Where do greenhouse gases come from?
Everywhere.
The number of processes that produce greenhouse gases is nearly endless. While natural processes tend to balance themselves within their own cycles, this balance is missing in human-driven processes: although they support our way of life, they place a significant burden on the environment.
CARBON DIOXIDE CO₂
CO₂e = 1
CO₂ has a moderate warming effect. However, since it remains in the atmosphere for up to a million years, it influences the climate for a very long time.
- gas exchange at water surfaces (oceans, rivers and lakes)
- wildfires
- respiration (natural vegetation, wildlife, humans)
- decomposition processes
- volcanic eruptions
- combustion of organic materials (e.g. coal, oil, gas, wood) for energy and electricity production used in transportation, industry, housing, heating, construction, and the operation of the digital world (incl. artificial intelligence, web browsing, streaming, cryptocurrency), etc.
- waste incineration for energy production
- waste management in landfills
- land use changes (slash-and-burn, gas release from soil cultivation such as tillage, deforestation, draining of wetlands, urban development)
- fires
- respiration (livestock, crop plants)
METHANE CH₄
- bacterial decomposition processes in oceans, swamps and other wetlands
- gas release from thawing permafrost
- dissolution of methane hydrate deposits on the ocean floor and in polar coastal regions
- digestive processes in ruminant animals in livestock farming
- soil cultivation in agriculture
- bacterial decomposition processes in agriculture (e.g., rice paddies)
- storage and application of fertilisers in agriculture and forestry (e.g., manure, farm slurry)
- natural gas and oil production, coal mining
- bacterial decomposition processes in landfills, cesspits and sewage treatment plants
CO₂e = 28
Methane warms Earth 28 times more than CO₂, but only remains in the atmosphere for about 9 years.

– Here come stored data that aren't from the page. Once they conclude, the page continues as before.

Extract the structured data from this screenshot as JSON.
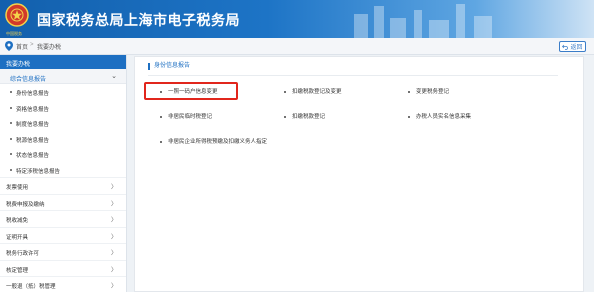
{
  "header": {
    "emblem_caption": "中国税务",
    "title": "国家税务总局上海市电子税务局"
  },
  "breadcrumb": {
    "items": [
      "首页",
      "我要办税"
    ],
    "separator": ">",
    "back_label": "返回"
  },
  "sidebar": {
    "title": "我要办税",
    "group": {
      "label": "综合信息报告",
      "caret": "⌄"
    },
    "sub_items": [
      "身份信息报告",
      "资格信息报告",
      "制度信息报告",
      "税源信息报告",
      "状态信息报告",
      "特定涉税信息报告"
    ],
    "menu_items": [
      "发票使用",
      "税费申报及缴纳",
      "税收减免",
      "证明开具",
      "税务行政许可",
      "核定管理",
      "一般退（抵）税管理"
    ]
  },
  "main": {
    "section_title": "身份信息报告",
    "links": [
      "一照一码户信息变更",
      "扣缴税款登记及变更",
      "变更税务登记",
      "非居民临时税登记",
      "扣缴税款登记",
      "办税人员实名信息采集",
      "非居民企业所得税预缴及扣缴义务人指定"
    ]
  },
  "colors": {
    "brand_blue": "#1d6fc2",
    "highlight_red": "#e1261c"
  }
}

However, it causes significant damage during this short period. A CO₂e of 28 means that 1 ton of methane has the same warming effect over a 100-year period as 28 tons of CO₂.
NITROUS OXIDE N₂O (LAUGHING GAS)
CO2e = 273
Nitrous oxide is 273 times more potent than CO₂ and remains in the atmosphere for about 100 years.

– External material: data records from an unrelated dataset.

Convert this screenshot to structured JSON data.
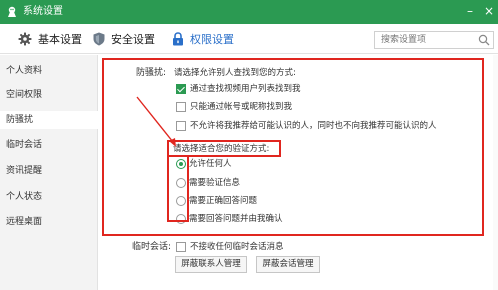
{
  "window": {
    "title": "系统设置",
    "min_glyph": "–",
    "close_glyph": "×"
  },
  "toolbar": {
    "tabs": [
      {
        "label": "基本设置",
        "icon": "gear-icon"
      },
      {
        "label": "安全设置",
        "icon": "shield-icon"
      },
      {
        "label": "权限设置",
        "icon": "lock-icon"
      }
    ],
    "active_tab": "权限设置",
    "search_placeholder": "搜索设置项"
  },
  "sidebar": {
    "items": [
      {
        "label": "个人资料"
      },
      {
        "label": "空间权限"
      },
      {
        "label": "防骚扰"
      },
      {
        "label": "临时会话"
      },
      {
        "label": "资讯提醒"
      },
      {
        "label": "个人状态"
      },
      {
        "label": "远程桌面"
      }
    ],
    "active": "防骚扰"
  },
  "anti_harass": {
    "label": "防骚扰:",
    "find_prompt": "请选择允许别人查找到您的方式:",
    "find_options": [
      {
        "label": "通过查找视频用户列表找到我",
        "checked": true
      },
      {
        "label": "只能通过帐号或昵称找到我",
        "checked": false
      },
      {
        "label": "不允许将我推荐给可能认识的人，同时也不向我推荐可能认识的人",
        "checked": false
      }
    ],
    "verify_prompt": "请选择适合您的验证方式:",
    "verify_options": [
      {
        "label": "允许任何人",
        "selected": true
      },
      {
        "label": "需要验证信息",
        "selected": false
      },
      {
        "label": "需要正确回答问题",
        "selected": false
      },
      {
        "label": "需要回答问题并由我确认",
        "selected": false
      }
    ]
  },
  "temp_session": {
    "label": "临时会话:",
    "option": {
      "label": "不接收任何临时会话消息",
      "checked": false
    },
    "buttons": {
      "contacts": "屏蔽联系人管理",
      "sessions": "屏蔽会话管理"
    }
  },
  "colors": {
    "title_bar": "#2b9a52",
    "accent_blue": "#2a6fc9",
    "highlight_red": "#e0261f",
    "check_green": "#2b9a52"
  }
}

- bacterial decomposition processes in oxygen-poor environments (e.g., in ocean areas with high plankton concentrations and in soils)
- bacterial decomposition of agricultural nitrogen fertilisers
- combustion of biomass and fossil fuels
FLUORINATED GASES (F-GASES)
NO NATURAL OCCURRENCE
HUMAN-EMITTED- tetrafluoromethane (CF₄): refrigerant in cooling systems, production of aluminium and electronic devices
- hydrofluorocarbons (e.g., CHF₃): refrigerants in cooling systems, blowing agents in foam materials, propellants for aerosol sprays
- nitrogen trifluoride (NF₃): production of solar cells, LC displays and semiconductors
- sulphur hexafluoride (SF₆): protective gas for technical processes, insulation for electric power plants, gas for car tires (tire gas)
CO₂e = 25 000
Although F-gases only occur in relatively small amounts, they have an extremely powerful warming effect (up to 25 000 times greater than CO₂) and can persist in the atmosphere for thousands of years. With emissions steadily rising and no natural processes to remove them from the atmosphere, they continuously warm the climate.
CO₂ EQUIVALENTS (CO₂e)
Various greenhouse gases contribute to climate change in different ways, as they retain heat in the atmosphere to different degrees and remain in the atmosphere for different lengths of time. To make their effects comparable and to better understand their overall contribution to global warming, they are converted into a common unit, the CO₂ equivalent (CO₂e). CO₂e indicate how much stronger a greenhouse gas is compared to the same amount of CO₂ over a period of 100 years, or how much CO₂ would be needed to achieve the same warming effect.